The movie Extraction starring Chris Hemsworth is drawing rave reviews for its pulse-pounding action sequences. One particularly lauded scene features near the end of the first act in which Hemsworth's character Tyler Rake makes a break for it with his young charge, the son of a drug lord Ovi. Director of the movie Sam Hargrave spoke to Indiewire about how the 12-minute scene, involving explosions, car crashes, hand-to-hand fights, and a relentless chase came to be.
"It took us from conception to execution, probably four or five months. I had to write the scene to flow the right way and to let people know that it was one continuous take and where it went from here to there, because there were story points you had along the way. It can't just be an action scene for the sake of action, it has to hit the key story points and reveal things about character and show the development of the relationship between Tyler and Ovi.

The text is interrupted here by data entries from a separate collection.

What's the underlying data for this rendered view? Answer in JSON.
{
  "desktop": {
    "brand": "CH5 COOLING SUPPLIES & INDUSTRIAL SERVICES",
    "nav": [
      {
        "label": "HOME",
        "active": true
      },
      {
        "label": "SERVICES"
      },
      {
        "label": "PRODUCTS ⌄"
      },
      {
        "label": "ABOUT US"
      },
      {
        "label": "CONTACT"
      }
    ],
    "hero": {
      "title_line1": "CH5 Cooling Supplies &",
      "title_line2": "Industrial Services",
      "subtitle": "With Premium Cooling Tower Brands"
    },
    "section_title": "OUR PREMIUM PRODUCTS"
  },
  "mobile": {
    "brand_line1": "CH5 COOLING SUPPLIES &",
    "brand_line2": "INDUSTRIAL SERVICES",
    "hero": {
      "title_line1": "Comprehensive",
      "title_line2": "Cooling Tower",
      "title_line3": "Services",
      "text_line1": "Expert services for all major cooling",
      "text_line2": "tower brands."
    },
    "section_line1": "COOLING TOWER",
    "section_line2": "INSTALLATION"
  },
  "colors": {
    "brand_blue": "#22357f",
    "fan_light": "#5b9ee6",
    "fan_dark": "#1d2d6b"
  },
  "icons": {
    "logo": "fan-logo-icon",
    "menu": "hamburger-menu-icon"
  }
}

There are so many things in there that you have to tell."
Extraction tells the story of a black market mercenary, played by Hemsworth, who has to keep a son of drug lord safe from rival cartels, politicians, and the police in the heart of Dhaka, Bangladesh. The twelve-minute action sequence sets up the central conflict of the film, and Sam Hargrave had to think long and hard about what elements needed to be part of the scene.
"I started just thinking of gags and things that I wanted to see. I talked to the locations department and production designer and said, 'Hey, I want to find this kind of building with this kind of access, because I want to do this stunt, or I want narrow streets so that we feel claustrophobic and all the things that I want to see.' When they found a bunch of options, I'd go with them and we'd choose the best space."
As impressive as the shot is, it's not actually a single-take sequence, but instead uses clever editing and misdirection to give the impression of being a continuous shot. Bringing such a complex shoot together took a lot of practice before the actual shoot took place.
"We actually shot the sequence before we shot the sequence. I took a video camera and the stunt team, and we went out there and shot it all and kind of cut it together to make sure that these moments of blending worked. Logistically, we couldn't do it all twelve minutes at once, because one location was on this side of town and the other locations were on that side of town."
One positive side effect of the constant practice and multiple reshoots of the same scenes to pull off the complicated moves without a hitch was that the actors ended up looking convincingly exhausted in their final recordings.
"Because we're not cutting to a bunch of different angles, you couldn't just be like, 'Take a rest, Chris, we're gonna do an over-the-shoulder shot. No, Chris, you're in it.' It would have to be the actors doing the whole thing.' They've been going most of the day, and those looks of exhaustion and the deep breaths, those are real, it's hard to fake that stuff. They're all great actors, but there's a certain quality, a certain visceral, tangible feeling to the performance that you can only get by being in the real space and pushing actors as hard as we did."
Clearly, the entire team put their body and soul into the action scenes, and the result is evident onscreen. Extraction is available to stream on Netflix now, and has been received enthusiastically by action movie fans. This news comes from INdieWire.